"O capital não só não tem pátria, como não tem
sentimentos, é amoral, e a sua lei suprema é o lucro"
Jerónimo de Sousa*)
(em Comício)
Diz isto, ao mesmo tempo que, supostamente, defende o apoio do Estado às
pequenas e médias empresas,
as mais numerosas representantes do famigerado capital - e que, a
propósito, dão emprego à esmagadora maioria dos trabalhadores portugueses.
Será que já ninguém tem sentido crítico, no Partido Comunista Português (PCP),
para lhe dizer "Olhe lá, Camarada, não é bem assim!", ou já só
quem tem patine é que por lá ainda pode opinar?
Ninguém há que lhe diga que, por muito espontâneas, comoventes e emotivas que
possam ser, as generalizações baratas nem sempre são muito recomendáveis? Que
lhe diga que
capital é sempre capital, independentemente da dimensão e das intenções e
idoneidade dos seus detentores?
Com cantilenas profundamente eleitoralistas e demagógicas como esta, num país
que, embora tímida e ineficazmente, lá vai, pelo menos, procurando enriquecer
o nível de instrução dos eleitores, como espera esta gente cristalizada na memória do antigamente*) conseguir evitar uma votação cada vez mais humilhante nas sucessivas
eleições?
Atacando um imenso tecido empresarial que gera emprego, como irá
convencer alguém de que defende os interesses dos trabalhadores?

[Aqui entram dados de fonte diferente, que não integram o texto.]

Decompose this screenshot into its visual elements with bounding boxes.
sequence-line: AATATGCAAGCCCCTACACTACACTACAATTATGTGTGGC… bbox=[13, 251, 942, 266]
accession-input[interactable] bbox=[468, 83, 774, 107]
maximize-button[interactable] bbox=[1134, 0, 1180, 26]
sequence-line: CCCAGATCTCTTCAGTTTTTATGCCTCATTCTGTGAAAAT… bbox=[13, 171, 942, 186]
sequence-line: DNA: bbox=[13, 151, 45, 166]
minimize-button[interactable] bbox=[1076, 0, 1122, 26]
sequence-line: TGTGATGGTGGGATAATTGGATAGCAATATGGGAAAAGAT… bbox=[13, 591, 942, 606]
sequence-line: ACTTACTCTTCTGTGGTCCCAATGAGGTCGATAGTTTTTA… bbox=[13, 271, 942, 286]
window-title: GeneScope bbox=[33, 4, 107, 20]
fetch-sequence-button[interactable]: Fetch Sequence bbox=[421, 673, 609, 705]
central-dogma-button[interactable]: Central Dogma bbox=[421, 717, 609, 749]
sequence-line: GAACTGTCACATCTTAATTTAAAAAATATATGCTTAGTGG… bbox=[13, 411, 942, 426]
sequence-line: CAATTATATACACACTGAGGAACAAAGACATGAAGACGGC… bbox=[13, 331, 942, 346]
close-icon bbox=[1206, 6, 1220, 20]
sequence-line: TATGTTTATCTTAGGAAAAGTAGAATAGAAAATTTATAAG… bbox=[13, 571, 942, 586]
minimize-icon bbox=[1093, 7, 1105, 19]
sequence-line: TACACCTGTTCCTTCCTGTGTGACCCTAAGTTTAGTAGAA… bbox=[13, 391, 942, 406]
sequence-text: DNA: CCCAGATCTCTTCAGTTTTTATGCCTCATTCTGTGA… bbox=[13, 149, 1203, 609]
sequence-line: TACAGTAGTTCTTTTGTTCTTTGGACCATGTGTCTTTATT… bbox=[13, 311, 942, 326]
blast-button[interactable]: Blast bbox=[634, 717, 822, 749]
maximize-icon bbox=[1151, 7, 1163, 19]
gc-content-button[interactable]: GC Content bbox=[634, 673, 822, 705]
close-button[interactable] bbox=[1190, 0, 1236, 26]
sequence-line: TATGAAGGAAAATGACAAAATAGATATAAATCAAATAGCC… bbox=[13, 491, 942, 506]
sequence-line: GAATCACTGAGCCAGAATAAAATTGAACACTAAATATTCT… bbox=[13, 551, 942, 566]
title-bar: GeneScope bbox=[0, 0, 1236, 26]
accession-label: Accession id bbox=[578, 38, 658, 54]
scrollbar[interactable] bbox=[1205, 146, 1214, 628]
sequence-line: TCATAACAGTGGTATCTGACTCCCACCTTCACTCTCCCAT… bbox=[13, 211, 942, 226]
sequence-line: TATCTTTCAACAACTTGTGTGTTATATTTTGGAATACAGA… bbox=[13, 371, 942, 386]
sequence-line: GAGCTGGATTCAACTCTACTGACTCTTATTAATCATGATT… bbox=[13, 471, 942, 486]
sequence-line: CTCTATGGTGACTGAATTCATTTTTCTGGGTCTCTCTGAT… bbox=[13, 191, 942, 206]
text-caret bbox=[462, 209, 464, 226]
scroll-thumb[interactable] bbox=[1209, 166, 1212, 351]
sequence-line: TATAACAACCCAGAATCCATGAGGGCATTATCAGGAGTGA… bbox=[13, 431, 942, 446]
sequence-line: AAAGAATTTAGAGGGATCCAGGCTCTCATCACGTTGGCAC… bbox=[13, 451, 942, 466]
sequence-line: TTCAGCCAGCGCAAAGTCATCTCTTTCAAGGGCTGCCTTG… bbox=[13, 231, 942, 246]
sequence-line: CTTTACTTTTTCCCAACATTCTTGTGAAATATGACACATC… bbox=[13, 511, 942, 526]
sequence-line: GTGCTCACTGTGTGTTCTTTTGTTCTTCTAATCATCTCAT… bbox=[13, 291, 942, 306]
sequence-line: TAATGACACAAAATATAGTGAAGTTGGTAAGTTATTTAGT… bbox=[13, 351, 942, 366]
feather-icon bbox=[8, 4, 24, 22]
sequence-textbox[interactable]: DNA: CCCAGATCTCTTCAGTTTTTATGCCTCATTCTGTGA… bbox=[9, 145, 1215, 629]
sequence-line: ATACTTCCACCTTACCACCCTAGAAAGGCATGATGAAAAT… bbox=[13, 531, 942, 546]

A coisa está tão negra, que os comunistas de hoje já nem têm, como os de
antigamente, a lata de, por muito que desçam, continuar a dizer,
cada vez que perdem, que acabaram de ganhar...
- x -
Independentemente das razões por que possa tê-lo feito, é impossível negar o
contributo essencial que o PCP teve na motivação das ações que culminariam com
a queda da ditadura em Portugal. No entanto, isso apenas adensa o mistério,
torna mais patética a teimosia, quanto à insistência em continuar, num estado
de negação dificilmente compreensível, a defender o indefensável, ainda que à
custa de ter de rejeitar a mais clara evidência e a mais lúcida razão.
Aponta-se à Igreja Católica um indesejável alheamento da realidade ao insistir
na difusão de aspetos mais anacrónicos da sua doutrina; aponta-se, e
penso que bem, já que
todos os princípios, mesmo os mais sagrados, devem ser formulados - e,
mais tarde, reformulados - atendendo ao tempo em que irão ser
observados. Mas como explicar e legitimar, então, o ainda maior desfasamento, face à
sociedade atual, da doutrina do PCP?
Pouco importando a forma mais ou menos hábil como o disfarçam os programas
partidários, a doutrina comunista ortodoxa, propriamente dita, não se limita a
sustentar a importância de defender os interesses das classes de
trabalhadoras: isso, qualquer partido democrático, inevitavelmente, alardeia,
sob pena de nele quase ninguém votar. O que distingue o comunismo puro é a
proposta de que se defenda tais interesses pela força das armas, mensagem
terrível que, admitamos, será, na sua plenitude, apercebida por muito poucos
dos seus mais ingénuos e menos cultos eleitores. Muitos poucos deles quererão
andar por aí, de arma em punho, a matar, a fuzilar: votam no Partido por não
ver alternativa, por clubismo, ou pelo simples e nada esclarecido hábito de
assim votar.
O PCP é, hoje, um partido anódino que tem na cada vez menos eficaz greve a
principal forma de luta. Uma vez perdida a paciência ou confrontado com o fim
inevitável, deixará, seguramente, de ter como único braço armado uma central
sindical: não nos admiremos se a por muitos esquecida
ARA (Ação Revolucionária Armada)*), ou alguma descendente mais preparada e sofisticada, vier um dia
desestabilizar, ainda mais, este já tão desnorteado Portugal.